Normal ist also relativ. Deshalb ist es gar nicht so einfach, eine Dysmenorrhoe von krankheitsbedingten Beschwerden zu unterscheiden. „Wir unterscheiden zwischen der primären Dysmenorrhoe, die bei Teenagern und jüngeren Menschen auftritt, und der sekundären Dysmenorrhoe, die also erst nach einer beschwerdearmen Zeit bei Frauen ab Mitte 20 auftritt“, sagt Pauly. „Diese Schmerzen hängen dann oft mit chronischen Erkrankungen wie Endometriose, Myomen oder stattgehabten Infektionen zusammen und können sich während der Menstruation verstärken.“ Der Übergang zwischen beiden Formen ist fließend, und darin liegt auch ein Problem: „Lange Zeit wurde nicht zwischen einem normalen, geschlechtsspezifischen und einem krankhaften Zustand unterschieden.“
Bei allen Beschwerden sind die Gynäkolog*innen die Ansprechpartner*innen. Doch bei Dysmenorrhoe können sie nur bedingt helfen: „Das kann sehr frustrierend sein. Die Frauen spüren Schmerzen in ihrem Körper und haben Angst, dass es etwas Schlimmeres sein könnte.“ Letztlich ließen sich Regelschmerzen am besten mit Medikamenten behandeln. „Entgegen gängiger Vorurteile wird man davon nicht abhängig oder betäubt nur ein Symptom“, so Pauly. „Bei der Dysmenorrhoe ist ja der Schmerz das Problem.“
Auch wenn viele Frauen der Pille wegen der zahlreichen Nebenwirkungen skeptisch gegenüberstehen, sei sie eine Option. „Der Zyklus ist hormonabhängig. Und Hormone haben einen bestimmten Rhythmus.
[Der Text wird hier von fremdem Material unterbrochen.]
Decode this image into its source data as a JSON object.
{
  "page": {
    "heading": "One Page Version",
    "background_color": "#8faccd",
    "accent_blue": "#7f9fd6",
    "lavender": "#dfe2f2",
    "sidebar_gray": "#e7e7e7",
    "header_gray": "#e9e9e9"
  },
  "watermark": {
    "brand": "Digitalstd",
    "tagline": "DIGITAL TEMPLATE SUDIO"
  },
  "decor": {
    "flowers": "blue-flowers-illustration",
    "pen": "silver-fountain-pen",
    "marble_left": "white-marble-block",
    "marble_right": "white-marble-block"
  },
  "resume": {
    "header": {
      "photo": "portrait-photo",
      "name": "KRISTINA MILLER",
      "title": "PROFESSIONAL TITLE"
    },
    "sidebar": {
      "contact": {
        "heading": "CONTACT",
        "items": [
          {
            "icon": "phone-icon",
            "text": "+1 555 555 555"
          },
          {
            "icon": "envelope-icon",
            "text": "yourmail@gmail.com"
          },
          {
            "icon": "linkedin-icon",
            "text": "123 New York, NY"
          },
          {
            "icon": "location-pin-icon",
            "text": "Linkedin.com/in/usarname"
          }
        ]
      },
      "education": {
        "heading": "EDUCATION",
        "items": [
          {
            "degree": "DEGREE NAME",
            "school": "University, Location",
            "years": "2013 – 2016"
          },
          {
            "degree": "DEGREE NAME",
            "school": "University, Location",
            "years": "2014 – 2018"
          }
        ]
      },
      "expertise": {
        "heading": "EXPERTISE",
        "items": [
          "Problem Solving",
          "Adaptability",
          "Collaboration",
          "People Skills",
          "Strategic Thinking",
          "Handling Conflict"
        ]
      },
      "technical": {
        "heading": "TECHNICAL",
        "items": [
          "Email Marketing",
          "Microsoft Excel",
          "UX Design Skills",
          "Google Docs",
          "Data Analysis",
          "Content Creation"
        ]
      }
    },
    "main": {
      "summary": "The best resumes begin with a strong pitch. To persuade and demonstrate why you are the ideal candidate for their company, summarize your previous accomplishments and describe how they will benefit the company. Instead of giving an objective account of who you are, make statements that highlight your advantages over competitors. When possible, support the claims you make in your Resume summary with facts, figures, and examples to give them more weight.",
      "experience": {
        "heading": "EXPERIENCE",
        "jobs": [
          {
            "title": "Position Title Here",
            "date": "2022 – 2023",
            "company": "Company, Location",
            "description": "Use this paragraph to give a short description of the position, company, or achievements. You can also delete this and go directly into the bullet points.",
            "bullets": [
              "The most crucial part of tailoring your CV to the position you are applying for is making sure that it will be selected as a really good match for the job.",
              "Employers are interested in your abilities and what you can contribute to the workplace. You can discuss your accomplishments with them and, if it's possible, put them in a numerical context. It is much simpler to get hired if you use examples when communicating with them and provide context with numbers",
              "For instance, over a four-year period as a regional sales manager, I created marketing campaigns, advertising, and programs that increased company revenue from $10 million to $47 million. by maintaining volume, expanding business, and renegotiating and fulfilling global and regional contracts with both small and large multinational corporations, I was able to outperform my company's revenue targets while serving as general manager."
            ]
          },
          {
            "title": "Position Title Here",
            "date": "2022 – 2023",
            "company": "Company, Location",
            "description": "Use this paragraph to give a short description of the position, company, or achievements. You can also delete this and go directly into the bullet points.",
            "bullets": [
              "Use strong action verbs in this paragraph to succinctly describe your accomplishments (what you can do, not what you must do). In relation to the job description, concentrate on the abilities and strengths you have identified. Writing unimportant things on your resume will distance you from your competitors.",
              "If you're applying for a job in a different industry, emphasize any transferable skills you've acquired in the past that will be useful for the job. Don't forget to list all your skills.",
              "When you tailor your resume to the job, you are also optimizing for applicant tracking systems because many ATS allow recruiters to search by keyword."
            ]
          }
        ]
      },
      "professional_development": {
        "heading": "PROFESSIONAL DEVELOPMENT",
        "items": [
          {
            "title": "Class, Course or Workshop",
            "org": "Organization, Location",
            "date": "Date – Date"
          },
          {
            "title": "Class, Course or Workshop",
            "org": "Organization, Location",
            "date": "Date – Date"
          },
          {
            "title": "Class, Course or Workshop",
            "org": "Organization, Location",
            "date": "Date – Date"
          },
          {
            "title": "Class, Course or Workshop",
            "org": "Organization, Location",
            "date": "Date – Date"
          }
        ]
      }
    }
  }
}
Deshalb kann die Einnahme eine gute therapeutische Maßnahme sein. „Es gibt niedrig dosierte Hormonpräparate, die immer einen Versuch wert sind, wenn sie die Lebensqualität verbessern können.“
Bewusstsein schaffen
Hormonbehandlungen und Schmerztherapien können auch bei zwei Erkrankungen helfen, die im Rahmen einer sekundären Dysmenorrhoe auftreten: Endometriose und Myome. Bei der Endometriose wächst Gewebe, das normalerweise die Gebärmutter auskleidet, außerhalb der Gebärmutter. Während der Menstruation blutet dieses Gewebe wie die Gebärmutterschleimhaut, was zu Schmerzen, Entzündungen und anderen Symptomen führen kann. Myome sind gutartige Geschwülste, die in oder um die Gebärmutter herum wachsen. Sie können das Zusammenziehen der Gebärmutter während der Menstruation beeinflussen und Schmerzen verursachen.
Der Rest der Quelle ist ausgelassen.